What was the Finance Commission chairman’s view on the current rate of revenue assumption of 14 per cent?

The Finance Commission chairman discussed a slew of issues, including buoyancy on tax present rate of compensation that states are getting at 14 per cent. However these are all tentative discussions.

When do you think the GST revenues will stablise?

After the cut in corporation tax rate, I think buoyancy will come. We need to have a spell of good growth. I think GST revenues will see decent growth this year, but for stabilisation, you need (to wait for) at least three years. From next year, we will see good growth.

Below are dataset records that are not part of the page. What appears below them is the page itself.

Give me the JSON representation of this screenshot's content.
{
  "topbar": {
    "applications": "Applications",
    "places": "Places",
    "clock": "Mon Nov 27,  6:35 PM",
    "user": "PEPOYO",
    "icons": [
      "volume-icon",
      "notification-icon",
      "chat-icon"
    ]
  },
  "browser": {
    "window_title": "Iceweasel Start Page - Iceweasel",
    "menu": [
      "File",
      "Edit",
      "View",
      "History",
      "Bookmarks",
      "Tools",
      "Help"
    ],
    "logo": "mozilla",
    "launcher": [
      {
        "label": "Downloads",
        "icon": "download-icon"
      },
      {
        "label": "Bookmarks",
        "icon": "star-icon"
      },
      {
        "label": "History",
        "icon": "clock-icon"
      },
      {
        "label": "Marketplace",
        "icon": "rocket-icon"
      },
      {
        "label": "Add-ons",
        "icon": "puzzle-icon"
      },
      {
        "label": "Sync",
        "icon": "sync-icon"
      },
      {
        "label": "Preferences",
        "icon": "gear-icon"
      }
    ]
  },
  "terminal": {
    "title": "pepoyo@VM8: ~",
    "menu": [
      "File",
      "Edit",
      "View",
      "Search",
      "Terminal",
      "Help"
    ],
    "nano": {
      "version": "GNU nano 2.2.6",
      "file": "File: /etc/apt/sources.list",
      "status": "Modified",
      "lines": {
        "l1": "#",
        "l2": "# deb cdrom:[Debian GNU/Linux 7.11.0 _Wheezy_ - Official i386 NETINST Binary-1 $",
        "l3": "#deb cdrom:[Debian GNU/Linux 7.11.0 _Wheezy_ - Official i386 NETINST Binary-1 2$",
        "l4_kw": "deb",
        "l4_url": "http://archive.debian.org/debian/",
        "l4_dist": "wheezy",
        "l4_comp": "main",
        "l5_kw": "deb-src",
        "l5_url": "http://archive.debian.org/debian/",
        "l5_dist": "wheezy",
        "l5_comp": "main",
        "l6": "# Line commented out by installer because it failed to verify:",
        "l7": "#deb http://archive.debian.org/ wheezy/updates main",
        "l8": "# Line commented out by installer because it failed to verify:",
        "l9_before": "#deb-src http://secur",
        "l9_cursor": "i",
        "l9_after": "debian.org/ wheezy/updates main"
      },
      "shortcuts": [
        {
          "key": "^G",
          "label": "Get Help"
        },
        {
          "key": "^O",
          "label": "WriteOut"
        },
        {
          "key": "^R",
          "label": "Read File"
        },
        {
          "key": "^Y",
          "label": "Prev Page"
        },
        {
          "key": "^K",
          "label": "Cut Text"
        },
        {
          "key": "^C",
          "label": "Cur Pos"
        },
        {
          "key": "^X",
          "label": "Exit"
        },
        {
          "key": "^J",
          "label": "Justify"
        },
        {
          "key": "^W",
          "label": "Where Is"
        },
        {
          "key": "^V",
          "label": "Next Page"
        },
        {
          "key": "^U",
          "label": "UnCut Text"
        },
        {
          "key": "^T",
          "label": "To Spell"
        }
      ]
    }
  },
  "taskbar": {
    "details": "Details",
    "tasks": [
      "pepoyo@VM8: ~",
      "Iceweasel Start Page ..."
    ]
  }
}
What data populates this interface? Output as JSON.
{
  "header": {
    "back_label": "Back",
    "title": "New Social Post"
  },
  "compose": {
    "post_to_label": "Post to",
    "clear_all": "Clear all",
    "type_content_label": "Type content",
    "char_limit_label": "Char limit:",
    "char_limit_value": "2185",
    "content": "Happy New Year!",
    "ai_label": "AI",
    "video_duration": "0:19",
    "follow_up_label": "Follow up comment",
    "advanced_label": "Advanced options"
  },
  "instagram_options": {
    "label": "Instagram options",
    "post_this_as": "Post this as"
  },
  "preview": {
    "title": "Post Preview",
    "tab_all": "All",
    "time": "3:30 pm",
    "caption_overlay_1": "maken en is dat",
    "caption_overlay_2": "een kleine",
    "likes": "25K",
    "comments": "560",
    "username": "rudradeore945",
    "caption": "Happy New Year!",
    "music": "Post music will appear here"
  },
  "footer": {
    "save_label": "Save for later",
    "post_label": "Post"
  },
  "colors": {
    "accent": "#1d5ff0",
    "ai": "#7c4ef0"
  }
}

Did the Finance Commission chairman point out that the 14 per cent revenue assumption for GST compensation to states was much higher?

When we decided on this, states’ revenue was growing at 11 per cent, which was their entitlement. But if you recall words of former finance minister Arun Jaitley there was a ‘grand bargaining’ done with states.

States surrendered all taxation rights and now they do not have the powers to augment revenue position. That’s why the term grand bargaining was used. The 14 per cent revenue assumption will continue but whether GST itself will be in a position to have that kind of buoyancy over next four-five years is the question. 

How is the government going to revive the GST revenue collections?

There has been an increase in compensation over the last two months. The buoyancy that we expected in revenues hasn’t come yet. Under the GST structure, the rate is much less than the earlier value added tax regime. There is a need to study it in depth and do an assessment of what we have done so far. We need to sit down and analyse.